Von den rockigen Titeln wechselten Sie bald zu Schmusesongs …

Es war das, was sich verkaufte. Die Schwierigkeit war, Rebell zu sein und trotzdem von den Eltern anerkannt zu werden. Kinder konnten damals nicht selbst bestimmen, was sie hörten und kauften. Ideal ­wäre der rockende Rebell gewesen, der zugleich der Traumschwiegersohn der Mutter ist.

Peter Kraus

*18. März 1939 in München als Peter Siegfried Krausnecker

  • Der Sänger und Schauspieler tat sich auch als Showmaster, Produzent und Regisseur hervor.
  • Mit seiner Ehefrau Ingrid hat er den gemeinsamen Sohn Mike, der ebenfalls Musik macht. Ihre ­Tochter Gaby (1962–2001) brachte Ingrid mit in die Ehe. Das Paar lebt in der Südsteiermark und im Tessin.

Wenn Sie einen Wunsch frei­hätten: Mit wem würden Sie gern ein Duett singen?

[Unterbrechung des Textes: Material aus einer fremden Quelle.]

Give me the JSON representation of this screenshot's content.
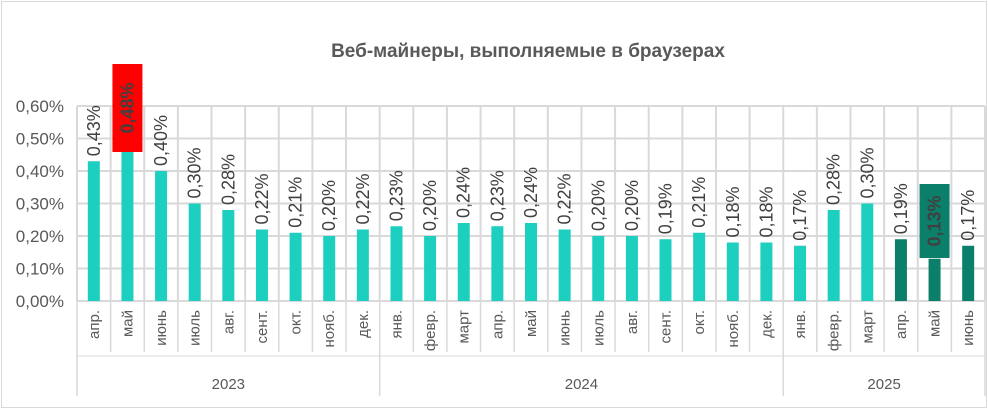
{
  "chart_data": {
    "type": "bar",
    "title": "Веб-майнеры, выполняемые в браузерах",
    "xlabel": "",
    "ylabel": "",
    "ylim": [
      0,
      0.6
    ],
    "yticks": [
      "0,00%",
      "0,10%",
      "0,20%",
      "0,30%",
      "0,40%",
      "0,50%",
      "0,60%"
    ],
    "grid": true,
    "categories": [
      "апр.",
      "май",
      "июнь",
      "июль",
      "авг.",
      "сент.",
      "окт.",
      "нояб.",
      "дек.",
      "янв.",
      "февр.",
      "март",
      "апр.",
      "май",
      "июнь",
      "июль",
      "авг.",
      "сент.",
      "окт.",
      "нояб.",
      "дек.",
      "янв.",
      "февр.",
      "март",
      "апр.",
      "май",
      "июнь"
    ],
    "years": [
      {
        "label": "2023",
        "count": 9
      },
      {
        "label": "2024",
        "count": 12
      },
      {
        "label": "2025",
        "count": 6
      }
    ],
    "values": [
      0.43,
      0.48,
      0.4,
      0.3,
      0.28,
      0.22,
      0.21,
      0.2,
      0.22,
      0.23,
      0.2,
      0.24,
      0.23,
      0.24,
      0.22,
      0.2,
      0.2,
      0.19,
      0.21,
      0.18,
      0.18,
      0.17,
      0.28,
      0.3,
      0.19,
      0.13,
      0.17
    ],
    "labels": [
      "0,43%",
      "0,48%",
      "0,40%",
      "0,30%",
      "0,28%",
      "0,22%",
      "0,21%",
      "0,20%",
      "0,22%",
      "0,23%",
      "0,20%",
      "0,24%",
      "0,23%",
      "0,24%",
      "0,22%",
      "0,20%",
      "0,20%",
      "0,19%",
      "0,21%",
      "0,18%",
      "0,18%",
      "0,17%",
      "0,28%",
      "0,30%",
      "0,19%",
      "0,13%",
      "0,17%"
    ],
    "highlights": {
      "max_index": 1,
      "min_index": 25
    },
    "colors": {
      "bar": "#1ccfbf",
      "bar_recent": "#0b7f6a",
      "max_label_bg": "#ff0000",
      "min_label_bg": "#0b7f6a",
      "grid": "#d9d9d9"
    },
    "recent_from_index": 24
  }
}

Natürlich hätte ich gern mit Elvis gesungen, würde gern mit Tom Jones oder Elton John auftreten, aber meinen Helden bin ich gesanglich nicht gewachsen. Seit frühester Jugend verehre ich Frank Sinatra, mein Vater trat schon mit seinen Songs auf.

Was ist besser: Autogrammkarten oder Selfies?

Beides hat seine Vor- und Nachteile. Als ich anfing, waren Autogrammkarten noch etwas Edles. Die konntest du in Schreibwarenläden kaufen und dann von deinem Star unterschreiben lassen. Dann haben uns die Plattenfirmen mit Autogrammkarten zum Verteilen ausgestattet. Daraus wurden Handzettel, die die Künstler paketweise von der Bühne herunterwarfen, da sind nach den Konzerten alle drübergelaufen. Das fand ich entsetzlich. Mit den Selfies kann es ganz lustig sein, aber auf Tourneen ist mir die Ansteckungsgefahr zu groß. Beim Autogrammschreiben hast du noch eine gewisse räumliche Distanz.

Vor zwei Jahren brachen Sie sich bei einer TV-Show die Schulter. Warum hatten Sie danach starke psychische Probleme?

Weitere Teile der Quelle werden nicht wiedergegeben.